There are three main components to a world-class conference: program, sponsorship and attendees.
That’s the verdict of Dérick Rousseau and Nicolas Bertrand, who recently organized the Canadian section of the American Oil Chemists’ Society (CAOCS) 25th conference on fats and oils, held in Québec City in early October 2015.
“We were very fortunate to have a critical mass of quality attendees with a strong program and supportive sponsors,” said Rousseau, a professor at Ryerson University and conference chair. “We had excellent feedback. People were impressed with the high calibre of presentations and attendees, and the networking opportunities that were there.”
Rousseau says in his experience, finding an organization to partner with on common interests has often proven successful.

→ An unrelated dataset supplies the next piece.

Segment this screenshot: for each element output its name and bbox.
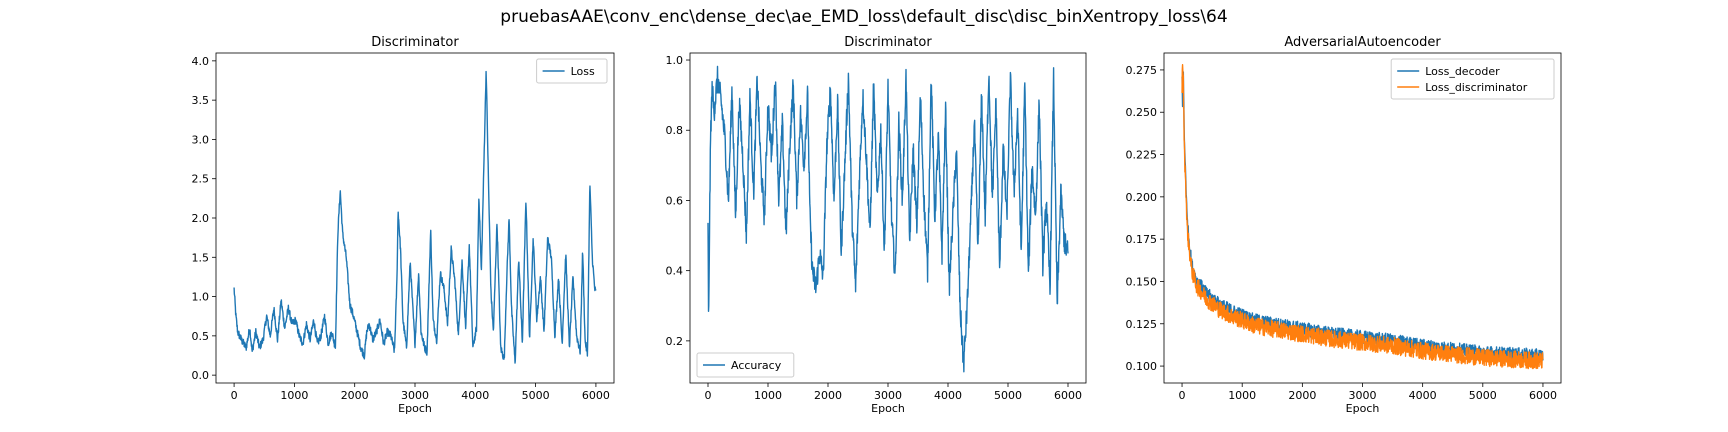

The CAOCS event was jointly organized with the Consortium for Research and Innovation in Industrial Bioprocesses in Quebec (CRIBIQ), an organization with a goal to facilitate collaboration between industry and research institutions for bioprocess development within the province.
“This year we worked to bring more industry partners to an event that has been traditionally academia,” said Bertrand, project manager with CRIBIQ. “We introduced an industry track for most of the conference program that ran parallel to the academic side. It was very well received.”
Industry participants came from the United States and Canada, representing agricultural biotechnology, bioproducts, and regulatory bodies. But the conference also remained true to its roots by promoting the involvement of academic researchers and students throughout the program.
“These students are going to be the future of the fats and oils industry,” said Rousseau. “The quality of the scientific material students presented was very good. When we’re dealing with food-related research, it has to be relevant to industry and consumers. We’ve seen a disconnect in recent years, and it’s time we bridge that gap.”
Of the three million tonnes of vegetable oil produced in Canada each year, 80 per cent of it is exported, mainly to the U.S. and China.
In 2011, the Canadian vegetable oil industry had global economic benefits of $6.7 billion for the Canadian economy. Globally, vegetable oils are mainly used in human food applications, animal feed and industrial applications.
While Canada’s canola sector represents approximately 90 per cent of the vegetable oil produced in Canada, there is also a lot of interest in the development of specialty trait oils like high oleic canola and soybean, and camelina.
The CAOCS conference is held every two years, alternating between Western Canada and Eastern Canada.